Was haben wir gemacht, im Monat Januar, unserem elften Reisemonat?
Wir sind wieder unterwegs! Nach unserem Urlaubsmonat Dezember packen wir unsere Rucksäcke und brechen auf zu einer Reise durch die Mitte und den Osten Indiens. Wir verbringen viele Nächte in Schlafwagen der indischen Bahn, rutschen zufällig in die Kunst- und Kulturszene der Metropole Hyderabad, arbeiten für eine Woche auf einer indischen Farm und treffen vor allem viele tolle Menschen!
Welche Momente im Januar werden uns in guter Erinnerung bleiben?
- Von Hampi aus, wo wir Silvester feierten, fahren wir mit dem Nachtzug in die Großstadt Hyderabad. Wir haben uns ein weiteres Mal für Couchsurfing entschieden, um von Anfang an Kontakt zu den Menschen vor Ort zu bekommen und nicht anonym in einem Hostel zu sein. Vani und ihr Mann Ashok nehmen uns auf und wir bekommen neben einem separaten Zimmer sogar den Wohnungsschlüssel, um unabhängig kommen und gehen zu können.
- Zum ersten Mal verlieren wir etwas: mein geschätztes aufblasbares Reisekopfkissen! Auf der kurvigen Straße von Goa in Richtung Hampi muss es im Nachtbus von der Matratze gerollt sein und ich vergesse am nächsten Morgen, es einzupacken bzw. danach zu suchen. Obwohl wir später sogar nochmal zurück zum Bus fahren und ihn gründlich durchsuchen, ist das Kissen weg. Ein herber Verlust.
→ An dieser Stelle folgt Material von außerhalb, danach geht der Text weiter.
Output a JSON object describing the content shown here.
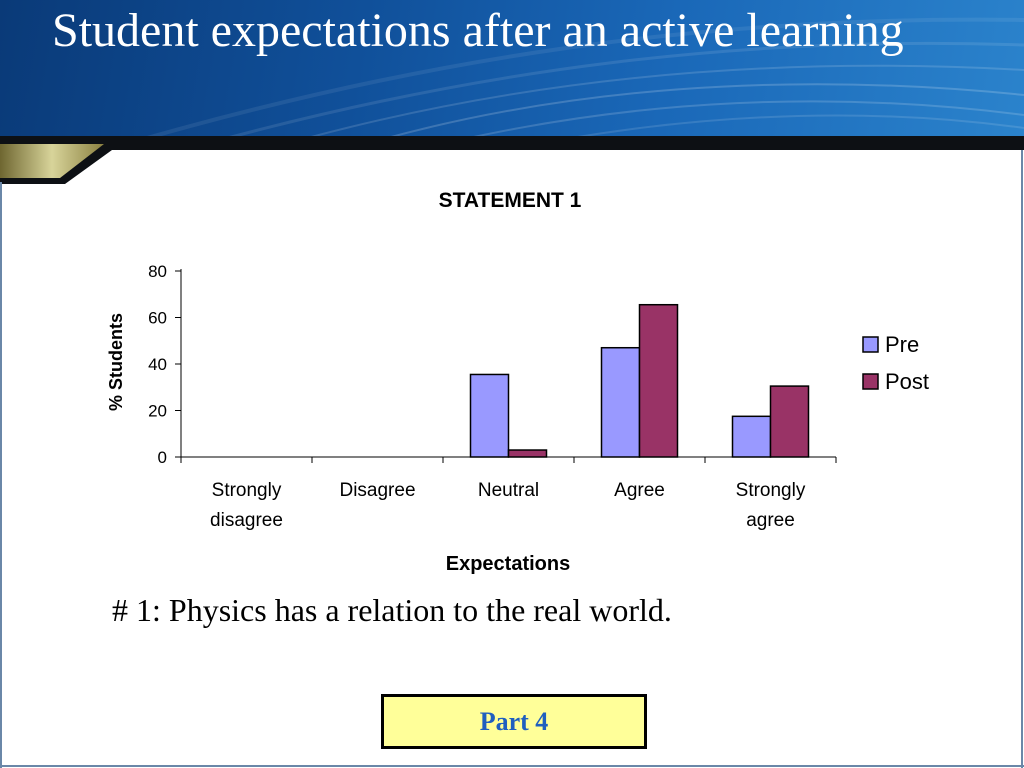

- Und auch etwas anderes kommt abhanden, allerdings hat hier tatsächlich jemand seine Finger mit im Spiel: Eine hübsche Teekanne, die ich mir nördlich der Taklamakan-Wüste in China gekauft hatte, schickte ich Ende Oktober im eigens eingenähten Päckchen als „air mail“ zu meinen Eltern. Dort kommt es nach über zwei Monaten Anfang Januar zwar endlich an, doch von meiner Teekanne fehlt jede Spur! Einfach aus dem Päckchen herausgeklaut, darüber ärgere ich mich sehr! Und mein Vertrauen in die Post sinkt…
- Im Nachtzug nach Hyderabad lernen wir Bharti kennen, die mir von ihrem packenden Ausflug in den indischen Dschungel berichtet, während der arme Sebastian mit Fieber bereits auf seiner Pritsche liegt und schläft. Bharti und ihre Familie treffen wir an unserem letzten Tag in Hyderabad wieder, denn sie lädt uns zu sich nach Hause zum Mittagessen ein und kocht extra für uns komplett ohne eine einzige Chilischote! 🙂
- Durch Zufall erfahren wir im Internet von der Eröffnung der Ausstellung Mapping Frontiers im nahegelegenen Goethe-Zentrum Hyderabads und besuchen diese. Als einzige deutsche Besucher fallen wir auf und bald schon wird uns das Mikro in die Hand gedrückt: „Erzählt mal was zu eurer Reise und zu den Grenzen, die ihr überquert habt.“ So rutschen wir ungeplant in die Kulturszene Hyderabads hinein und lernen viele spannende Menschen kennen. Und erscheinen sogar am Tag darauf in der lokalen Zeitung.
- Im Goethe-Zentrum lernen wir das Künstlerpärchen Swathi und Vijay kennen. Wir sind uns gleich sympathisch, doch können wir zu diesem Zeitpunkt noch gar nicht erahnen, wie sehr wir mit den beiden in Kontakt bleiben und welche tollen Möglichkeiten sie uns eröffnen werden.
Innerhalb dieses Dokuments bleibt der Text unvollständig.